2) A more thorough solution to provide more of whatever attribute needs to be increased – in days to weeks (this might be a well structured hardening or bullet-proofing exercise, or a non-behavioral system change, or a behavioral change to accomodate new real world conditions)

This can be a long term fix, but usually adds complexity at the expense of continual maintenance. Every new project that has to change this thing will need to contemplate this complexity. Enough of these in our system and change becomes difficult, beyond a certain point it is better to start over than to fix. This solution will last for a long time, but may make us despise our own handiwork after a while. The benefit here is that we keep the change inside the bounds of our own control.

3) A correction at the root cause of the problem – in months to years, and may require agreement/negotiation with multiple stakeholders, change to work process, legal documents, and other elements outside of the direct control of those who are impacted by the problem ( this is what we always want to do, but may require changes to human behavior, customer expectations, etc. that require a much greater planning effort to realize)

This change requires organizational management attention. If the root cause is outside the bounds of our control, or if the consequences of the change exert influence beyond the bounds of our control, we need to negotiate, and exert influence to get others (systems, teams, business units, customers) to accept the net impact of this change.

How many times do we stop after the first, or especially the second solution, and how much complexity is inserted and maintained because we do not go the distance to solve the root cause. How many times have we moaned that "There is never time to do it right, but there is always time to do it over…"

A Framework

The first step in problem solving is root cause analysis. Identifying the root cause requires a framework. A simple set of questions, the answers to which allow you to rule out probable causes, so that you can investigate only the probable causes you can't rule out. I have watched as team members exercise a brute force framework, investigating each identified cause to conclusion in sequence, instead of using a more optimized approach.
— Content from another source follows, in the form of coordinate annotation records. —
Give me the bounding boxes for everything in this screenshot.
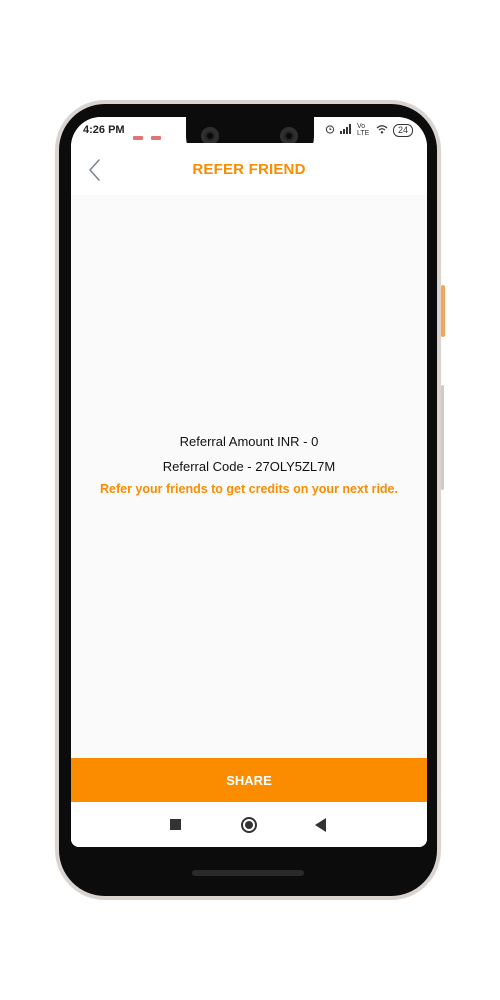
app-header: REFER FRIEND xyxy=(71,143,427,195)
referral-promo-text: Refer your friends to get credits on you… xyxy=(100,482,398,496)
bottom-speaker xyxy=(192,870,304,876)
referral-amount: Referral Amount INR - 0 xyxy=(179,434,319,449)
phone-screen: 4:26 PM Vo LTE 24 REFER FRIEND Referral … xyxy=(71,117,427,847)
signal-icon xyxy=(339,123,352,137)
notification-icon xyxy=(133,136,143,140)
home-circle-icon[interactable] xyxy=(241,817,257,833)
system-nav-bar xyxy=(71,802,427,847)
network-type-label: Vo LTE xyxy=(356,123,370,137)
referral-info: Referral Amount INR - 0 Referral Code - … xyxy=(71,429,427,499)
referral-code: Referral Code - 27OLY5ZL7M xyxy=(162,459,336,474)
status-time: 4:26 PM xyxy=(83,124,125,136)
volume-button xyxy=(441,385,444,490)
wifi-icon xyxy=(376,124,388,137)
status-indicators: Vo LTE 24 xyxy=(325,123,413,137)
device-mockup: 4:26 PM Vo LTE 24 REFER FRIEND Referral … xyxy=(0,0,500,1000)
notification-icon xyxy=(151,136,162,140)
battery-icon: 24 xyxy=(392,123,413,137)
back-triangle-icon[interactable] xyxy=(315,818,326,832)
share-button[interactable]: SHARE xyxy=(71,758,427,802)
recents-square-icon[interactable] xyxy=(170,819,181,830)
page-title: REFER FRIEND xyxy=(192,161,306,178)
power-button xyxy=(441,285,445,337)
alarm-icon xyxy=(325,124,335,137)
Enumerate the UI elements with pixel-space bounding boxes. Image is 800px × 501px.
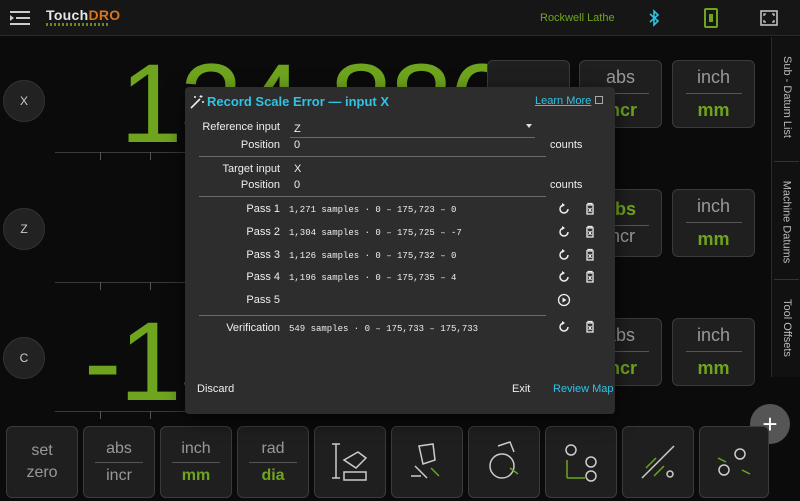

I have observed colleagues spend hours investigating problems based on a single assumption about the root cause of the problem, only to realize that their assumption was incorrect, and they could have proven it in 15 minutes.

Try the following framework:

1) Carefully document the symptom that is manifest.
— make sure that you separate the symptom from any speculation as to cause.

2) Do you understand the system or portion of the system where the symptom is manifest?
— if not then engage someone who does – knowledge of the system is essential.

3) List out as many probable causes of the problem as you can think of.

4) For each probable cause, find the simplest way to prove that it is not the cause.
— ask yourself the question – if this were the cause, what else would need to be true?
— ask yourself the question – if this were the cause, what could not possibly also be true?

5) Select some optimized order or sequence to disprove
— the goal would be to disprove the most likely first, or to let the work of each proof build on the last – whichever feels more efficient.

6) Disprove each probable cause

7) The remaining probable causes must be investigated

8) Do not stop at one probable cause.
— a symptom can be the result of more than one cause.
— an occurrence of a symptom can be the result of exactly one cause.